The Straits Times
Sep 1, 2007
Demand for Link Hotel rooms even before official opening highlights room crunch
By Tania Tan
IT IS barely finished, but already, nine in 10 rooms at the Link Hotel have been taken.
There is still some way to go before its official opening next month and the second block is still being refurbished, but the hotel's guests are just glad to have rooms to lay down their heads at night.
Of the 150 rooms now available in the Tiong Bahru Road hotel, converted from the old Singapore Improvement Trust flats, 130 have been let out.
The demand for these rooms, priced at between $260 and $600 a night, kicked in even before the hotel's soft opening in mid-July, and it has consistently filled its rooms since then.
This thirst for rooms is just a sign of the boom times for hotels.
The hotel's executive assistant manager James Ting said travel agents were already calling him in June to secure rooms for their clients.
'There was definitely a big demand. The travel agents needed rooms,' he said.
And no wonder. July saw a record-breaking 951,000 visitors vying for the just over 36,000 hotel rooms available here.
Mr Ting, noting an increasing number of guests from India and China, said: 'They travel within Asia because it's familiar territory, and cheaper than Europe or America, so there's bigger demand now.'
Industry players have already been warning of a room crunch.

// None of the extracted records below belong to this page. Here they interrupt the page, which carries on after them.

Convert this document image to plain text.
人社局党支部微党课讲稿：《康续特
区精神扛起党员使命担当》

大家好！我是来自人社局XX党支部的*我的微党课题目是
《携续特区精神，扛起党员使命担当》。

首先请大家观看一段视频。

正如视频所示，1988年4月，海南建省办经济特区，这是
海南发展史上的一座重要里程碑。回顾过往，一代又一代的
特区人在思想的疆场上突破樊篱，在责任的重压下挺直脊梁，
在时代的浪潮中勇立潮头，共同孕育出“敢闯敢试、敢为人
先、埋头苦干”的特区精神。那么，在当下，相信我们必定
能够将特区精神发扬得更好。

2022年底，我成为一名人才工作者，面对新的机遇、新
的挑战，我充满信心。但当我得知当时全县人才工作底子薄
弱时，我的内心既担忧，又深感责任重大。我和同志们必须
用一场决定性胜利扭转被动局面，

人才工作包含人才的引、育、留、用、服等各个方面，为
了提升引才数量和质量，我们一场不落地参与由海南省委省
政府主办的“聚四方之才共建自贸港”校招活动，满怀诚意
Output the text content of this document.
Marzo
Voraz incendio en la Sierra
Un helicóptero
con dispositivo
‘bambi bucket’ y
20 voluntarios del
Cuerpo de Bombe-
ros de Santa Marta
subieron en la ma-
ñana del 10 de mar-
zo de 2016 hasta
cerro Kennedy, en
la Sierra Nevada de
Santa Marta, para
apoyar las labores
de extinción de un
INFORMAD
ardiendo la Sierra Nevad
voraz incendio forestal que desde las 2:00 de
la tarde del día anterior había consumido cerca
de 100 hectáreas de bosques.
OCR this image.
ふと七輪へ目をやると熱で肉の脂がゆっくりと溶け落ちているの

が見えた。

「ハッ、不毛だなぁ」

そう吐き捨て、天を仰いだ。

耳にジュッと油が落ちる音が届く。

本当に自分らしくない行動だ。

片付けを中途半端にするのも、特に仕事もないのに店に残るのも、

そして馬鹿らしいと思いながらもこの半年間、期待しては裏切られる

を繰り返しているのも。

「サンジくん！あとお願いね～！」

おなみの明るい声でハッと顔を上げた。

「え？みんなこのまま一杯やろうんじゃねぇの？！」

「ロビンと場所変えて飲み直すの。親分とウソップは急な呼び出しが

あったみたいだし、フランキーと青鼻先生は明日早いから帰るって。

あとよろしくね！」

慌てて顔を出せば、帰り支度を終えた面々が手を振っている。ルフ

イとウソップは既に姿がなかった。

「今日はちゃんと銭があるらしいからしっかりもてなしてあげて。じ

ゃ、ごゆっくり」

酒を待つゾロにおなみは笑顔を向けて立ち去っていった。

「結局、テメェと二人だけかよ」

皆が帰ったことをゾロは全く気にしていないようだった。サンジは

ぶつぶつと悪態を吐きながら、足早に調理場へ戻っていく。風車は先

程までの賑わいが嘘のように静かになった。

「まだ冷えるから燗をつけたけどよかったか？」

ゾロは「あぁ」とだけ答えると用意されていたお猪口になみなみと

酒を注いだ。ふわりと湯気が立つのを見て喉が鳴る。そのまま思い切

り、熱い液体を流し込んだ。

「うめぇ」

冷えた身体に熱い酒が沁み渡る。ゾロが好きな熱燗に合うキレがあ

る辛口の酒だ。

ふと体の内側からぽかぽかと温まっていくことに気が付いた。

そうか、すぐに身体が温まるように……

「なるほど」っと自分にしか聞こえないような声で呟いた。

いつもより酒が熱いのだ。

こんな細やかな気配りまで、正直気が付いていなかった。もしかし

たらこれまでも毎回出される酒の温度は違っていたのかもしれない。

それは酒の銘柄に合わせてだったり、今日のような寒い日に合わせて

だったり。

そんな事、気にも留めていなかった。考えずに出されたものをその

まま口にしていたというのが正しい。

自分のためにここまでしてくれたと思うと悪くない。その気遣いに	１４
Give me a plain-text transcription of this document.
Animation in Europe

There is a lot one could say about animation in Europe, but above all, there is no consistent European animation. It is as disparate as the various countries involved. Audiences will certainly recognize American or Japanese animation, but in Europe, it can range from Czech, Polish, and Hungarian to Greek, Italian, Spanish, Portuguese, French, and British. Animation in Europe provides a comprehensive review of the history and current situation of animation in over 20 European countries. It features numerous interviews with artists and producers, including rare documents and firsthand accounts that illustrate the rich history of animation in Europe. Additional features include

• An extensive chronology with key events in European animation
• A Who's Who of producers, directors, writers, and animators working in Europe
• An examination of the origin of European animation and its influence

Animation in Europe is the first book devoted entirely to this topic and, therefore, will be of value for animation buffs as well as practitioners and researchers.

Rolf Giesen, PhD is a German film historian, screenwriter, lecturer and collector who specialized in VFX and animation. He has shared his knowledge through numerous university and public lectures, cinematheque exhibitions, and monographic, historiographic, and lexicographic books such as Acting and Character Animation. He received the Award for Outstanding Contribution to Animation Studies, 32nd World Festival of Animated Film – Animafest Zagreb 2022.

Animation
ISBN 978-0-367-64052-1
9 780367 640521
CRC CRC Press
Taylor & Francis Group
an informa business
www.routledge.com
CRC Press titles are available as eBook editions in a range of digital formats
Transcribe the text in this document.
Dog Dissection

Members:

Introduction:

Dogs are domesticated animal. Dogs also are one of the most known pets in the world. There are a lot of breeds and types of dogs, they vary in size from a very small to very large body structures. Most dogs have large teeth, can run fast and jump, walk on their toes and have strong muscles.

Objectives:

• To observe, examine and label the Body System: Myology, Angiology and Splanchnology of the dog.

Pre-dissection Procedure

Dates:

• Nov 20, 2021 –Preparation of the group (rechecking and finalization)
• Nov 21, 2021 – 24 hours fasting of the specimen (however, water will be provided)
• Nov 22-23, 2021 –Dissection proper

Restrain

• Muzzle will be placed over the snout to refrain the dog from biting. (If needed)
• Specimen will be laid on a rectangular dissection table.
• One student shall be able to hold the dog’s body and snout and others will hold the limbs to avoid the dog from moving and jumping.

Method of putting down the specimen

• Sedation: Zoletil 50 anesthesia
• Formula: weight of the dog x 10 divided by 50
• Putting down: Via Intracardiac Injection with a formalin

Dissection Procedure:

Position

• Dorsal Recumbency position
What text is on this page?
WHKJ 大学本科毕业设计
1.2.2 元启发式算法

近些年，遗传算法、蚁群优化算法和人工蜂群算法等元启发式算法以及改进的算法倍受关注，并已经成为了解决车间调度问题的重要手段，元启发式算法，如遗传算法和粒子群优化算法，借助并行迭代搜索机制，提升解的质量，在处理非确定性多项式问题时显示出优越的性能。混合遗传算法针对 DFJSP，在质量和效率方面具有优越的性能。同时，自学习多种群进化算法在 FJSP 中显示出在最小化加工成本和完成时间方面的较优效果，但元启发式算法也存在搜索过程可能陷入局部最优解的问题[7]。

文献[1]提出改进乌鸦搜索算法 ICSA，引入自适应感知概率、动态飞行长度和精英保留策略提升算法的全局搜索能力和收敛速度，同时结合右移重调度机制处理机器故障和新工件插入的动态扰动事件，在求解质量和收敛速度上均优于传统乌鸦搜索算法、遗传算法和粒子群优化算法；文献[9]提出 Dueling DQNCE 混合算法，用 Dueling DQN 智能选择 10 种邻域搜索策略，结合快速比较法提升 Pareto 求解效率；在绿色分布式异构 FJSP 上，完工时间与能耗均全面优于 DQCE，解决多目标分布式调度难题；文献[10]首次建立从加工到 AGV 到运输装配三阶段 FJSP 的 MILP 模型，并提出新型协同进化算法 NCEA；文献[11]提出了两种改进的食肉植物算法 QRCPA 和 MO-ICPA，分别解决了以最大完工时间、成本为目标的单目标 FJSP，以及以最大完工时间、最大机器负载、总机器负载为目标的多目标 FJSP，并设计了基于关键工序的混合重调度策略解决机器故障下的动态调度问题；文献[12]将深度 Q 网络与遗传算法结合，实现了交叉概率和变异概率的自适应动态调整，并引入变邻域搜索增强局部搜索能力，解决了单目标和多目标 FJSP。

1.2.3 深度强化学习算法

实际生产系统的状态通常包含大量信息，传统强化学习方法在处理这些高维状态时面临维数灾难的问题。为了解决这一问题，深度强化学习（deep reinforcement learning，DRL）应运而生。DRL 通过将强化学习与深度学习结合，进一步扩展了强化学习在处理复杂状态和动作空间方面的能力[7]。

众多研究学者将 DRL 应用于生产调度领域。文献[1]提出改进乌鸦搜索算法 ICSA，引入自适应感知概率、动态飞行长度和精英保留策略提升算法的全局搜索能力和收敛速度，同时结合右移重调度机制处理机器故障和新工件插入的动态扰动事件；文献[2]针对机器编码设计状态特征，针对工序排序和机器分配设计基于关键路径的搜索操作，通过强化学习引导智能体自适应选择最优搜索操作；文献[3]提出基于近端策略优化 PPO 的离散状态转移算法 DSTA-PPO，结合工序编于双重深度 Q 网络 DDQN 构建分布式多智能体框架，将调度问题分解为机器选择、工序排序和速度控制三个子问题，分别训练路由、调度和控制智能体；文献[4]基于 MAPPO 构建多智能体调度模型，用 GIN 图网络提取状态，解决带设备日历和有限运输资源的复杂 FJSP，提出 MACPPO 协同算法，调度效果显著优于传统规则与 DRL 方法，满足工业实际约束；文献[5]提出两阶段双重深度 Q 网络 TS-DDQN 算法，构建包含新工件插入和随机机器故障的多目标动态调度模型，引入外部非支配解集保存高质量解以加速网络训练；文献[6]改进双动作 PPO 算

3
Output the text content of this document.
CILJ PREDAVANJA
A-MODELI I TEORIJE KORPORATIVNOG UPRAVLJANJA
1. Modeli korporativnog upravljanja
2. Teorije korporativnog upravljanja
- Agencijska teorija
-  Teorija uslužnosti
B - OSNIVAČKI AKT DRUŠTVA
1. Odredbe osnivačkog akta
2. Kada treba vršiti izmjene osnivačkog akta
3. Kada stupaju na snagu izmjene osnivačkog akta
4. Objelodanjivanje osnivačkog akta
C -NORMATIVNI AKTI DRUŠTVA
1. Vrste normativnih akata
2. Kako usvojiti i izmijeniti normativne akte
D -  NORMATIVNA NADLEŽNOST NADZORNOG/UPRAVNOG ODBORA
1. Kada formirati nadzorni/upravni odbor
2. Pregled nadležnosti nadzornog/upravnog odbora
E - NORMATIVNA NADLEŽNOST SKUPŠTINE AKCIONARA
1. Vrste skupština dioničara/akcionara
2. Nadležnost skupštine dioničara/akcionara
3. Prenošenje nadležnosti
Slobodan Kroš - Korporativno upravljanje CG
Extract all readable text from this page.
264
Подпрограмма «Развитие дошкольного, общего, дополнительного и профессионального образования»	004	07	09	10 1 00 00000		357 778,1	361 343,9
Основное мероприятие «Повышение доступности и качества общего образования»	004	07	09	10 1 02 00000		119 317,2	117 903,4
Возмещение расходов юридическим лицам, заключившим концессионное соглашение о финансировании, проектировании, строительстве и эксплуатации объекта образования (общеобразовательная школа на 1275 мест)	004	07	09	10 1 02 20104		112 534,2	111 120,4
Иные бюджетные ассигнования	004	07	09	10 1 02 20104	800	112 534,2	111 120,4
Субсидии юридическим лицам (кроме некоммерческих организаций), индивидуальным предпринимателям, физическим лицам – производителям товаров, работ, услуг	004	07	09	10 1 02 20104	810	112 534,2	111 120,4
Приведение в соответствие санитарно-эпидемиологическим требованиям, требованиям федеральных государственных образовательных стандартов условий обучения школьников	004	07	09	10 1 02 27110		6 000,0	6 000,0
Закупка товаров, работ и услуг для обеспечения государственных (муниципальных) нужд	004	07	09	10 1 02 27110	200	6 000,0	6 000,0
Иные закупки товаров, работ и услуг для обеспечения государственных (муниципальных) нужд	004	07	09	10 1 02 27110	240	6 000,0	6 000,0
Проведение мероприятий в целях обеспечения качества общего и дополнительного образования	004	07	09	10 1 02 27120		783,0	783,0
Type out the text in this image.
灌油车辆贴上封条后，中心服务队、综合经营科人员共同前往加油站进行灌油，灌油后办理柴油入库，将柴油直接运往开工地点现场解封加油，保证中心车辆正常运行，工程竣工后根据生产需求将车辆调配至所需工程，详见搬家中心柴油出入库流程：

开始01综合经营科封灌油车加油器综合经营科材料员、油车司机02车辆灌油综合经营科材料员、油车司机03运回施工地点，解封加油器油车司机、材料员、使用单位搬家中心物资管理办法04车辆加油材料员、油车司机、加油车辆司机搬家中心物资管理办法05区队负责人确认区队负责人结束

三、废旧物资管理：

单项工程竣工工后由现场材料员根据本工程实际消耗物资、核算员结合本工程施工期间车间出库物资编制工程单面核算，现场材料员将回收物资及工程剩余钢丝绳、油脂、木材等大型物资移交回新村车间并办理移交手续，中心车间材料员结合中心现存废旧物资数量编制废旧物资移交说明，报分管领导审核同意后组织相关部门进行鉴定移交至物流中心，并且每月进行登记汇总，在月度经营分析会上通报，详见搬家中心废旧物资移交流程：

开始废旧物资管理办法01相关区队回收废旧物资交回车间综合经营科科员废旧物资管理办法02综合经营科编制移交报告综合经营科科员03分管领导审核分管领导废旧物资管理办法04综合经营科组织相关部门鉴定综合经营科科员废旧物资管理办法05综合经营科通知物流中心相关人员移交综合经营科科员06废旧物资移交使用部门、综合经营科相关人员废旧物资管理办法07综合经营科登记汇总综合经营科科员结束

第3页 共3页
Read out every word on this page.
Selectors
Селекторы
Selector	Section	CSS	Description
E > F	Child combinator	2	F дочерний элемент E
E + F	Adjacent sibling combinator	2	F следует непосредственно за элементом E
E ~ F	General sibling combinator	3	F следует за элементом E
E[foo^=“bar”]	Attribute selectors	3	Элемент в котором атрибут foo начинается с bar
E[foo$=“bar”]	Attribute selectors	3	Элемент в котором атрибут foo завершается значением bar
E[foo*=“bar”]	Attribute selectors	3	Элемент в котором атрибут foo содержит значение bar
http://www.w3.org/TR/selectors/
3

Mr Robert Khoo, who heads the National Association of Travel Agents Singapore, has in fact gone as far as to say that the shortage in rooms could put a dampener on growth in tourist arrivals.
The Singapore Tourism Board has said it is working with the Urban Redevelopment Authority to monitor the supply of hotel rooms.
Since last August, contracts for nine hotel sites, which should yield about 3,100 rooms, have been awarded, among them, the Link Hotel.
And with next year's Formula One races expected to draw some 80,000 to 90,000 more revellers here, the room shortage situation is beginning to look acute.
Yesterday, the Minister of Trade & Industry Lim Hng Kiang said that the Government was aware of the situation and was 'looking at it'.
The agencies would release land, and with room rates going up, there would be more interest from developers, he said.